修复prefill和decode mxied attention的bug：如果prefill 的本次长度等于 1，但这里把 seq_len == 1 一律当 decode 处理了，导致在reorder prefill和decode hidden state时shape没对上

Modifications

N/A

Usage or Command

N/A

Accuracy Tests

N/A

Checklist

Add at least a tag in the PR title.
- Tag list: [[FDConfig],[APIServer],[Engine], [Scheduler], [PD Disaggregation], [Executor], [Graph Optimization], [Speculative Decoding], [RL], [Models], [Quantization], [Loader], [OP], [KVCache], [DataProcessor], [BugFix], [Docs], [CI], [Optimization], [Feature], [Benchmark], [Others], [XPU], [HPU], [GCU], [DCU], [Iluvatar], [Metax]]
- You can add new tags based on the PR content, but the semantics must be clear.
Format your code, run pre-commit before commit.
Add unit tests. Please write the reason in this PR if no unit tests.
Provide accuracy results.
If the current PR is submitting to the release branch, make sure the PR has been submitted to the develop branch, then cherry-pick it to the release branch with the [Cherry-Pick] PR tag.
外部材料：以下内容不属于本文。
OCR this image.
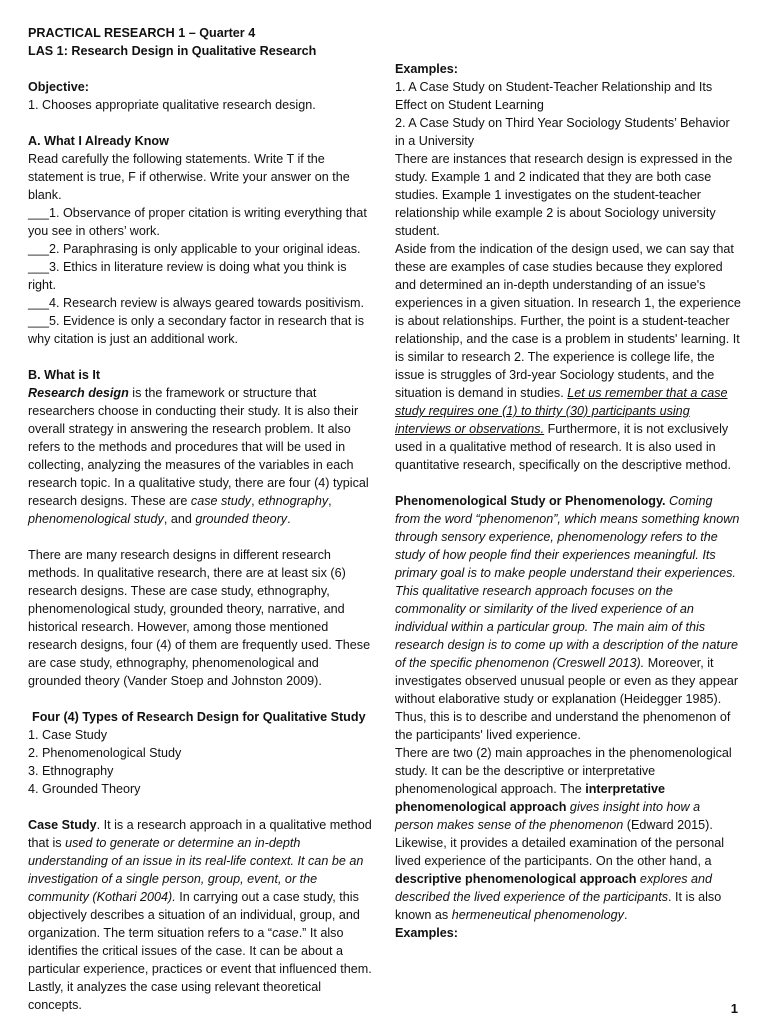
PRACTICAL RESEARCH 1 – Quarter 4

LAS 1: Research Design in Qualitative Research

Objective:

1. Chooses appropriate qualitative research design.

A. What I Already Know

Read carefully the following statements. Write T if the statement is true, F if otherwise. Write your answer on the blank.

___1. Observance of proper citation is writing everything that you see in others’ work.

___2. Paraphrasing is only applicable to your original ideas.

___3. Ethics in literature review is doing what you think is right.

___4. Research review is always geared towards positivism.

___5. Evidence is only a secondary factor in research that is why citation is just an additional work.

B. What is It

Research design is the framework or structure that researchers choose in conducting their study. It is also their overall strategy in answering the research problem. It also refers to the methods and procedures that will be used in collecting, analyzing the measures of the variables in each research topic. In a qualitative study, there are four (4) typical research designs. These are case study, ethnography, phenomenological study, and grounded theory.

There are many research designs in different research methods. In qualitative research, there are at least six (6) research designs. These are case study, ethnography, phenomenological study, grounded theory, narrative, and historical research. However, among those mentioned research designs, four (4) of them are frequently used. These are case study, ethnography, phenomenological and grounded theory (Vander Stoep and Johnston 2009).

Four (4) Types of Research Design for Qualitative Study

1. Case Study

2. Phenomenological Study

3. Ethnography

4. Grounded Theory

Case Study. It is a research approach in a qualitative method that is used to generate or determine an in-depth understanding of an issue in its real-life context. It can be an investigation of a single person, group, event, or the community (Kothari 2004). In carrying out a case study, this objectively describes a situation of an individual, group, and organization. The term situation refers to a “case.” It also identifies the critical issues of the case. It can be about a particular experience, practices or event that influenced them. Lastly, it analyzes the case using relevant theoretical concepts.

Examples:

1. A Case Study on Student-Teacher Relationship and Its Effect on Student Learning

2. A Case Study on Third Year Sociology Students’ Behavior in a University

There are instances that research design is expressed in the study. Example 1 and 2 indicated that they are both case studies. Example 1 investigates on the student-teacher relationship while example 2 is about Sociology university student.

Aside from the indication of the design used, we can say that these are examples of case studies because they explored and determined an in-depth understanding of an issue's experiences in a given situation. In research 1, the experience is about relationships. Further, the point is a student-teacher relationship, and the case is a problem in students' learning. It is similar to research 2. The experience is college life, the issue is struggles of 3rd-year Sociology students, and the situation is demand in studies. Let us remember that a case study requires one (1) to thirty (30) participants using interviews or observations. Furthermore, it is not exclusively used in a qualitative method of research. It is also used in quantitative research, specifically on the descriptive method.

Phenomenological Study or Phenomenology. Coming from the word “phenomenon”, which means something known through sensory experience, phenomenology refers to the study of how people find their experiences meaningful. Its primary goal is to make people understand their experiences. This qualitative research approach focuses on the commonality or similarity of the lived experience of an individual within a particular group. The main aim of this research design is to come up with a description of the nature of the specific phenomenon (Creswell 2013). Moreover, it investigates observed unusual people or even as they appear without elaborative study or explanation (Heidegger 1985). Thus, this is to describe and understand the phenomenon of the participants' lived experience.

There are two (2) main approaches in the phenomenological study. It can be the descriptive or interpretative phenomenological approach. The interpretative phenomenological approach gives insight into how a person makes sense of the phenomenon (Edward 2015). Likewise, it provides a detailed examination of the personal lived experience of the participants. On the other hand, a descriptive phenomenological approach explores and described the lived experience of the participants. It is also known as hermeneutical phenomenology.

Examples:

1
codecov-commenter · 2026-06-22T05:11:42Z

Codecov Report

❌ Patch coverage is 0% with 14 lines in your changes missing coverage. Please review.
⚠️ Please upload report for BASE (develop@165f827). Learn more about missing BASE report.

Files with missing lines	Patch %	Lines
fastdeploy/worker/iluvatar_model_runner.py	0.00%	8 Missing ⚠️
...rs/backends/iluvatar/attention/mha_attn_backend.py	0.00%	6 Missing ⚠️

Additional details and impacted files

@@            Coverage Diff             @@
##             develop    #8065   +/-   ##
==========================================
  Coverage           ?   67.51%           
==========================================
  Files              ?      475           
  Lines              ?    66879           
  Branches           ?    10312           
==========================================
  Hits               ?    45152           
  Misses             ?    18860           
  Partials           ?     2867

Flag	Coverage Δ
GPU	`77.53% <ø> (?)`
XPU	`6.95% <0.00%> (?)`

Flags with carried forward coverage won't be shown. Click here to find out more.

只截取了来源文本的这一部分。